Phonics at Penbridge

Our aim is that all children leave our school able to read confidently.

We know that for this to happen our children need to learn the skills to help them achieve this.

Children need to develop a love of reading and listening to books.

Our teachers dedicate time to teaching skills as well as sharing stories, poems, rhymes and non-fiction books.

Our phonics scheme – All Aboard


At Penbridge School we use the SPS (Synthetic Phonics Scheme) ‘All Aboard’ which has been validated by the DfE.

This phonics scheme has pictures, actions and phrases that our younger children enjoy. This helps keep the teaching and learning of phonics active and engaging for our children. 


This scheme ensures good coverage so that children are able learn phonemes in an order that will support reading and writing. High quality teaching of phonics ensures that children make good progress with their reading and writing. When children are not making expected progress the school puts in place intervention.

Our children use phonics as the key strategy for de-coding unfamiliar words.  We also teach the reading of sight vocabulary or ‘tricky’ words that cannot be decoded through phonics e.g. the, I, you.

How do we teach phonics?

Children who attend our Nursery focus on Phase 1 phonics where they learn to listen and distinguish sounds. This includes going for sound walks and playing lots of games.
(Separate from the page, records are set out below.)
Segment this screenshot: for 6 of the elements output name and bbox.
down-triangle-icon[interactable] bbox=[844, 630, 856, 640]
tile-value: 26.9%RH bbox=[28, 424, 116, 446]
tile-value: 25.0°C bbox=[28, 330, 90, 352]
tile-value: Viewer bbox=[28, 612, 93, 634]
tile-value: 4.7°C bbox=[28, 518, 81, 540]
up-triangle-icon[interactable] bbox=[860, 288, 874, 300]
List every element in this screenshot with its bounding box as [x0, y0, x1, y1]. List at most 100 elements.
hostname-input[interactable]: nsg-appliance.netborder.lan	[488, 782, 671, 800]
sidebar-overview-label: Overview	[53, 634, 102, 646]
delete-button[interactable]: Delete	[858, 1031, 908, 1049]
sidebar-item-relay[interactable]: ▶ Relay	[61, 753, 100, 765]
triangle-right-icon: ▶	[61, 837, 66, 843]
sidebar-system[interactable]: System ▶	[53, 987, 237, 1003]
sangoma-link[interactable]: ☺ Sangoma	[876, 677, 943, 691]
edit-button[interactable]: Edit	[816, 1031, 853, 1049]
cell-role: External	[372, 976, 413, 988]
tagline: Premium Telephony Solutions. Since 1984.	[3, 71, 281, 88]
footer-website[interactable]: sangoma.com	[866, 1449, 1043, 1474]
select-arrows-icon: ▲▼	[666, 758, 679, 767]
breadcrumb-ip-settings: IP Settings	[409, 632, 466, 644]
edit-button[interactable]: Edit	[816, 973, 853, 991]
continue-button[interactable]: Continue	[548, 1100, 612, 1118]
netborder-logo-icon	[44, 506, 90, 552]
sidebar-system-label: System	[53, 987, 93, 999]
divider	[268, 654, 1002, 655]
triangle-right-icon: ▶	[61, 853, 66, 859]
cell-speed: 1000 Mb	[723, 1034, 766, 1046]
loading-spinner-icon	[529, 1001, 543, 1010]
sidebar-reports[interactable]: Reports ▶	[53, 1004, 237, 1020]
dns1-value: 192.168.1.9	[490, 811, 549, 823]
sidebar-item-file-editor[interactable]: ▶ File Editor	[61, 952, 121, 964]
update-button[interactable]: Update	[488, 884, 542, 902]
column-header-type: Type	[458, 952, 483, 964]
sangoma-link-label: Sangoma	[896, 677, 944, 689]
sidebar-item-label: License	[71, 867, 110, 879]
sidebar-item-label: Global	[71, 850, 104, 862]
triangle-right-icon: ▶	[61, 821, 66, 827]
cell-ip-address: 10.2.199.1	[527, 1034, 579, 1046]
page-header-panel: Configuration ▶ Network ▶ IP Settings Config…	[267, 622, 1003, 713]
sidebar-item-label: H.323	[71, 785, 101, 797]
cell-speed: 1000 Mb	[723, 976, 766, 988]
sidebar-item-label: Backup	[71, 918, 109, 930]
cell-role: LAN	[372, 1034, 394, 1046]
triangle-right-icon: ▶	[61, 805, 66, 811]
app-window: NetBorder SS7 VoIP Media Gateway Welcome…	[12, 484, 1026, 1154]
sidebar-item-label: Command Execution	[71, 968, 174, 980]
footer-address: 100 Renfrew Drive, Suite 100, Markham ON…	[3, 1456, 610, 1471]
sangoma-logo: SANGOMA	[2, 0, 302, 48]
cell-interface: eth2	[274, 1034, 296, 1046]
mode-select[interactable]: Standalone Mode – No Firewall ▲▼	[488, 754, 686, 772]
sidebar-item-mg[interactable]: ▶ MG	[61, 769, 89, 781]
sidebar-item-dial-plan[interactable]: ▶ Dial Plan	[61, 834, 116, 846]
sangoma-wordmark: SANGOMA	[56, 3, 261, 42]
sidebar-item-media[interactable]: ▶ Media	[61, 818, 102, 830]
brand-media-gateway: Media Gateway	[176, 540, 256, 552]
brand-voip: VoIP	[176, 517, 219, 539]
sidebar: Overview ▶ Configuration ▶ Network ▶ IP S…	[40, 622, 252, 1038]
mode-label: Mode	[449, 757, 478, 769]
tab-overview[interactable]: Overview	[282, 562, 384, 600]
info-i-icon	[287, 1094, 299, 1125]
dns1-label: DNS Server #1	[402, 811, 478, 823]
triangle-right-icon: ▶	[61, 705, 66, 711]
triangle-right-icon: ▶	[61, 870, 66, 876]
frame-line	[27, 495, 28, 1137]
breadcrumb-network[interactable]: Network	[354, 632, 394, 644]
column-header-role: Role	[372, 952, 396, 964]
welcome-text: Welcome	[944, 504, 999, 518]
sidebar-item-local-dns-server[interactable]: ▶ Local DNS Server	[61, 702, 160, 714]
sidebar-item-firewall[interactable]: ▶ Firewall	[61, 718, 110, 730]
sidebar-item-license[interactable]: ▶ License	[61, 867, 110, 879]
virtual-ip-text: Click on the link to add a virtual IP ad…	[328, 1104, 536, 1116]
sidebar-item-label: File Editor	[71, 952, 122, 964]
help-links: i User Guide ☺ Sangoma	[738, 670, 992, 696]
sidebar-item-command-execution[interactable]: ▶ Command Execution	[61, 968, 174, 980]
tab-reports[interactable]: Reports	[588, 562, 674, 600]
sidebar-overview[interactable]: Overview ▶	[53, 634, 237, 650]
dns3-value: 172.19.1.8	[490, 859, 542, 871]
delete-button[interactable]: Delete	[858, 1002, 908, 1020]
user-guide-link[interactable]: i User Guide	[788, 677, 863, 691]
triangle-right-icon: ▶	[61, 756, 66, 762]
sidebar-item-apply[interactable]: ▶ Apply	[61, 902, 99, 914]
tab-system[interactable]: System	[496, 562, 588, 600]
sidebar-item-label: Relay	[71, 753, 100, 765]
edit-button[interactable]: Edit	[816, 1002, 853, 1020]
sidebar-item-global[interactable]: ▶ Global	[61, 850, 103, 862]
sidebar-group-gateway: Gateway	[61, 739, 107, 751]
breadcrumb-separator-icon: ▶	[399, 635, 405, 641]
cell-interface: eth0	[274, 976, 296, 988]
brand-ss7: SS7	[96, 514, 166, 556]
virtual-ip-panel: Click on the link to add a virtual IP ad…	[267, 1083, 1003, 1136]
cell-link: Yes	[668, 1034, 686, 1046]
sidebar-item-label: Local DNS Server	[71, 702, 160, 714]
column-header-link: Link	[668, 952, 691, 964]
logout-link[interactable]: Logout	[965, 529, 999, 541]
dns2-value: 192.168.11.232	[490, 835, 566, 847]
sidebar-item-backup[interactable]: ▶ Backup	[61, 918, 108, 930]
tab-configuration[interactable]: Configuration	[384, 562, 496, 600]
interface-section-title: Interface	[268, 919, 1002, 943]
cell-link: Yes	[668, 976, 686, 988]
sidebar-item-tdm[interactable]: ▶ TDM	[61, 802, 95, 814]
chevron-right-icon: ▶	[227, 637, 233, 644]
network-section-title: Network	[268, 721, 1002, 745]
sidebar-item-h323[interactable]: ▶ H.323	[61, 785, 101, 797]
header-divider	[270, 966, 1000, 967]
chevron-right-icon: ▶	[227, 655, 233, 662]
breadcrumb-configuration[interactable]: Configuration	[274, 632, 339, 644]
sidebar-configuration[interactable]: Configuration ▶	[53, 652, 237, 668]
In Reception the children use Phase 2 phonics which is where children are taught that there is a grapheme that represents a phoneme (a letter than represents a sound). The children use actions and phrases to help them learn these. As the children learn the phoneme (sound) in school we will send this home so that parents and children can practise together. Our handwriting of letters uses non-cursive print. Children will learn to segment (sound out each letter in a word) and then blend the sounds to read words. Usually after Christmas in Reception the children start to learn digraphs (two letters that make one sound) e.g. sh, ch, th. The children will be reading and writing words and then sentences that they can use their phonic knowledge to de-code. Towards the end of Reception the children move on to Phase 3 and Phase 4 phonics where they will use the knowledge and skills they have been working on to read longer words e.g. lamp, milk, lunchbox, sandpit.

In Year 1 the children will use Phase 5 phonics where they learn alternative spellings, for example in Reception they learn the digraph ‘ee’ and in Year 1 they learn that there are other ways to spell the sound ‘ee’ such as ‘ea’, ‘y’, ‘ey’, ‘e_e’ and ‘ie’. In June of Year 1 there is a national ‘phonics screening’ where the teacher completes a screening to check each child’s phonic knowledge and the school reports this information to parents. Teachers use this information to re-teach digraphs that the children have found more difficult.

In Year 2 some children will still need Phase 5 phonics teaching and they will receive this. Other children will focus on reading with fluency and expression as their phonic knowledge is well embedded. Children will continue to use phonic strategies alongside rules taught when spelling in Year 2.

We offer intervention to our children who are finding reading difficult. If you are concerned about your child’s progress with reading please make an appointment to speak to the class teacher. If you have any questions about our phonics scheme ‘All Aboard’ please speak to the class teacher.

How can parents and carers help their child learn to read?

With our youngest children it is important to sing nursery rhymes and develop a love of reading by snuggling up to have a bedtime story each evening.

Read a range of stories, poems, rhymes and non-fiction books.

Talk about stories and the characters – are they happy or sad? Why could this be?

Talk about the pictures if your child is not yet able to decode the words.

Children will often point out a letter that they recognise such as a letter in their name.

When the first set of sounds are sent home practise saying the sounds that a letter makes, try to avoid using an ‘uh’ sound afterwards. (The teacher can help you with this, please just ask).

Avoid using letter names and just focus on the sounds.